Canada’s Barrick Gold is swallowing African operator Randgold Resources in a takeover worth roughly US$6-billion that will ensure its status as the world’s biggest gold company, and bring in a chief executive officer for the first time since 2014.
The all-share, no premium deal, which will value the combined company at US$18.3-billion, seems designed to overcome Barrick’s problems in Africa, where it controls mines through its 64-per-cent ownership of Acacia (formerly African Barrick), and perceived weakness among its senior management ranks. Barrick has no CEO and lost its president, Kelvin Dushnisky, last month.
The deal marks the first big expansion move by Barrick executive chairman John Thornton after four years of shrinking the company through mine sales, mine closures and the recruitment of Chinese partners at some of its operations.
In a release, Mr. Thornton said that the merger comes with no premiums because “we strongly believe in the opportunity to add significant value for our shareholders from the disciplined management of our combined asset base and a focus on truly profitable growth.”
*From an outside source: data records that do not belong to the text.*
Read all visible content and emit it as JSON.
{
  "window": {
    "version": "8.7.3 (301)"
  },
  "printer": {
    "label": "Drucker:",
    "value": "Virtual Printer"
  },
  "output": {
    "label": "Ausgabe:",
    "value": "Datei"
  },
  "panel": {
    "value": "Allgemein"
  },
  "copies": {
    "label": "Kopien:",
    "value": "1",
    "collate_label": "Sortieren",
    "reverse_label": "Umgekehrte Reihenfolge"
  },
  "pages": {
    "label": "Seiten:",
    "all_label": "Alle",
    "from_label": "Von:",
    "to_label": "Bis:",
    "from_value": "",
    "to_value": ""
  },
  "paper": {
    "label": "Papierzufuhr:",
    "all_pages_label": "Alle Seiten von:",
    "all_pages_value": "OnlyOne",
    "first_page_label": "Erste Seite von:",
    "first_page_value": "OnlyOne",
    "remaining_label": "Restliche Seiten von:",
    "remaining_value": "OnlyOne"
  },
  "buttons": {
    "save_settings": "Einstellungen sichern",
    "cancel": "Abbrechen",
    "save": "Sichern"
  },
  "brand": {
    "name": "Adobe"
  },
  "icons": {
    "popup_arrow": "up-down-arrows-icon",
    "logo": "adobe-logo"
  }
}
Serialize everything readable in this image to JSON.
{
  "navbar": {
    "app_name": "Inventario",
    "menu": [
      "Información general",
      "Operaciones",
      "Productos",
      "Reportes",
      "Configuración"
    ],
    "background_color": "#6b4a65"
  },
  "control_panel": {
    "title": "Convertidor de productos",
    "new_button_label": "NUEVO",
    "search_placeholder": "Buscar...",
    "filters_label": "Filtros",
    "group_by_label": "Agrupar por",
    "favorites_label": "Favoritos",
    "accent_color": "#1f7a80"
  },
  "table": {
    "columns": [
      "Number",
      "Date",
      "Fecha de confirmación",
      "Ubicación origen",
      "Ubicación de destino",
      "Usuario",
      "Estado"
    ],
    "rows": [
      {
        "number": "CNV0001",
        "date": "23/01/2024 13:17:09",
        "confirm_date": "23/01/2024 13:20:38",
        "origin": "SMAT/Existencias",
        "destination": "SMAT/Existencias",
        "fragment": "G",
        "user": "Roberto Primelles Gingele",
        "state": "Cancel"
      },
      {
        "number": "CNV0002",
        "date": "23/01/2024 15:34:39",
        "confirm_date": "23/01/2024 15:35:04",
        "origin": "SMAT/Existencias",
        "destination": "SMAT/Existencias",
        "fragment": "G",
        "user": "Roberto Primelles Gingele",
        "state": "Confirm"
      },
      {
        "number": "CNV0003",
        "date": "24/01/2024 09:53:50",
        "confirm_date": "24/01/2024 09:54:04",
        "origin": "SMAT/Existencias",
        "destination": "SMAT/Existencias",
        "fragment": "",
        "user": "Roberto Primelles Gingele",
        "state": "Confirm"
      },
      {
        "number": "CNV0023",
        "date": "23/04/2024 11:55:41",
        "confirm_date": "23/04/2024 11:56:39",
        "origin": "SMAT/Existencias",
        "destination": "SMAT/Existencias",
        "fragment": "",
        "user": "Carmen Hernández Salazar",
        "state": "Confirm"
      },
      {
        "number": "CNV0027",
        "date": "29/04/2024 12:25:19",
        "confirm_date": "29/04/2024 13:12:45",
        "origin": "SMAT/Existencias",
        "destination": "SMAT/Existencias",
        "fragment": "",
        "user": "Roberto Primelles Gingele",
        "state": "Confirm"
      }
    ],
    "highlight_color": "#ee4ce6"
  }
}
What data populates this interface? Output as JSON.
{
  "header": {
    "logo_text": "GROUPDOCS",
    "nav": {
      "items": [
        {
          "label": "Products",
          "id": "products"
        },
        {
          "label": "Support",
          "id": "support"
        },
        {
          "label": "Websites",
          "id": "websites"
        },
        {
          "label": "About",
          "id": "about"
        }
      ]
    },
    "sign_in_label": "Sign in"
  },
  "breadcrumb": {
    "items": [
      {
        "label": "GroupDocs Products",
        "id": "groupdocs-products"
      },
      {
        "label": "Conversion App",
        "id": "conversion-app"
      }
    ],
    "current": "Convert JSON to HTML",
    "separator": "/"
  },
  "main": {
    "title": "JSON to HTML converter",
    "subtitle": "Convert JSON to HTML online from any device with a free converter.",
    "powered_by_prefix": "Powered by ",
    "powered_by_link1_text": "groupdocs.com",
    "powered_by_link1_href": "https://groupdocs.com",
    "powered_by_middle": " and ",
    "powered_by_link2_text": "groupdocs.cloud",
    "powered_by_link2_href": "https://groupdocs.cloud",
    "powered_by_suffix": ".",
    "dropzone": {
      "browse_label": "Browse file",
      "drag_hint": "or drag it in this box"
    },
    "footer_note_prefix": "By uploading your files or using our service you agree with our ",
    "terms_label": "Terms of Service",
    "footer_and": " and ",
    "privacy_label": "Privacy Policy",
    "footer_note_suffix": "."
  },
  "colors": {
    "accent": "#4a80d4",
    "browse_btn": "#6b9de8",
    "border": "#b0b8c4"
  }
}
Mark Bristow, the well-regarded CEO of Randgold is to become the CEO of the enlarged company, which will retain the Barrick name. Mr. Thornton, a former president of Goldman Sachs, will remain as executive chairman. Graham Shuttleworth, Randgold’s current chief financial officer, takes the CFO role at the combined company with Barrick’s current CFO Catherine Raw becoming chief operating officer North America.